Most disturbingly, only 67 percent of students said that they would “consider seeking help from a mental-health professional in the future if they had a personal problem that was bothering them.”

Only 13.4 percent reported that they had received health or counseling services from the university. The University Counseling Service, one on-campus organization that offers mental-health care to students, reports that only 6 or 7 percent of students take advantage of their services.

Given the prevalence of mental-health problems here, it’s clear that the university should do more to promote good mental health for its students. Some of the considerable resources that the school allocates to fight student alcohol abuse, for example, could be better used to promote mental health.
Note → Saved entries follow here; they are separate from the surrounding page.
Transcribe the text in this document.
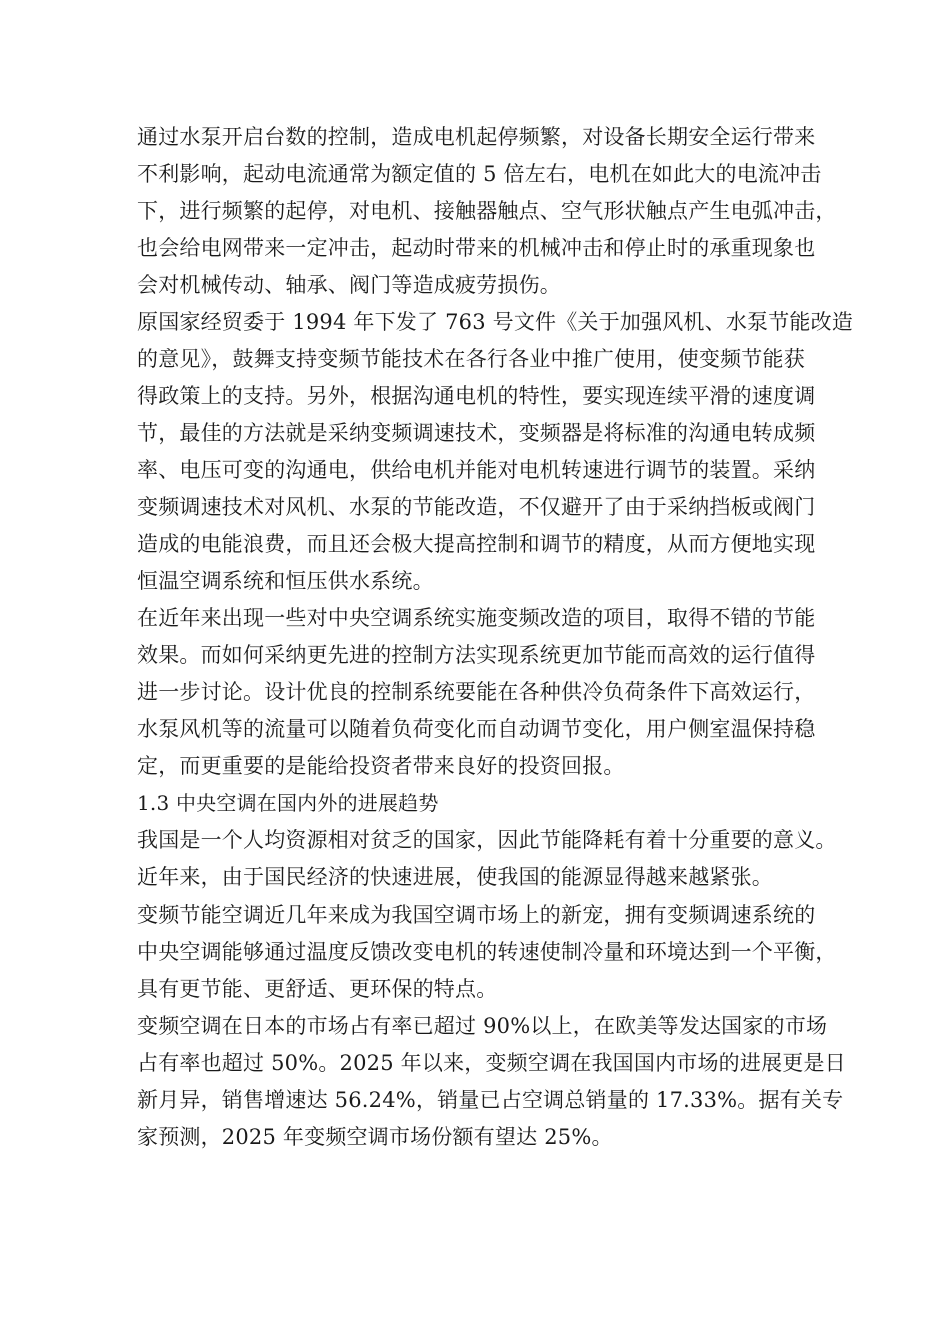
通过水泵开启台数的控制，造成电机起停频繁，对设备长期安全运行带来
不利影响，起动电流通常为额定值的 5 倍左右，电机在如此大的电流冲击
下，进行频繁的起停，对电机、接触器触点、空气形状触点产生电弧冲击，
也会给电网带来一定冲击，起动时带来的机械冲击和停止时的承重现象也
会对机械传动、轴承、阀门等造成疲劳损伤。
原国家经贸委于 1994 年下发了 763 号文件《关于加强风机、水泵节能改造
的意见》，鼓舞支持变频节能技术在各行各业中推广使用，使变频节能获
得政策上的支持。另外，根据沟通电机的特性，要实现连续平滑的速度调
节，最佳的方法就是采纳变频调速技术，变频器是将标准的沟通电转成频
率、电压可变的沟通电，供给电机并能对电机转速进行调节的装置。采纳
变频调速技术对风机、水泵的节能改造，不仅避开了由于采纳挡板或阀门
造成的电能浪费，而且还会极大提高控制和调节的精度，从而方便地实现
恒温空调系统和恒压供水系统。
在近年来出现一些对中央空调系统实施变频改造的项目，取得不错的节能
效果。而如何采纳更先进的控制方法实现系统更加节能而高效的运行值得
进一步讨论。设计优良的控制系统要能在各种供冷负荷条件下高效运行，
水泵风机等的流量可以随着负荷变化而自动调节变化，用户侧室温保持稳
定，而更重要的是能给投资者带来良好的投资回报。
1.3 中央空调在国内外的进展趋势
我国是一个人均资源相对贫乏的国家，因此节能降耗有着十分重要的意义。
近年来，由于国民经济的快速进展，使我国的能源显得越来越紧张。
变频节能空调近几年来成为我国空调市场上的新宠，拥有变频调速系统的
中央空调能够通过温度反馈改变电机的转速使制冷量和环境达到一个平衡，
具有更节能、更舒适、更环保的特点。
变频空调在日本的市场占有率已超过 90%以上，在欧美等发达国家的市场
占有率也超过 50%。2025 年以来，变频空调在我国国内市场的进展更是日
新月异，销售增速达 56.24%，销量已占空调总销量的 17.33%。据有关专
家预测，2025 年变频空调市场份额有望达 25%。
According to a November 2011 study from the University of Virginia, the leading cause of death among students at four-year American universities is suicide. The study found that just over six of every 100,000 American college students will commit suicide every year. That’s almost twice as many annual deaths as the next leading cause, alcohol-related traffic accidents, which claim about 3.4 students per 100,000 every year.

Right now at the UI, too many students suffer from mental-health problems, and too few are familiar with the types of treatment made available by the university. The school must promote awareness of conditions such as depression and anxiety that affect a large swath of students and better advertise programs like the University Counseling Service and the Johnson County Crisis Center — among many others — that exist to help students with mental-health conditions.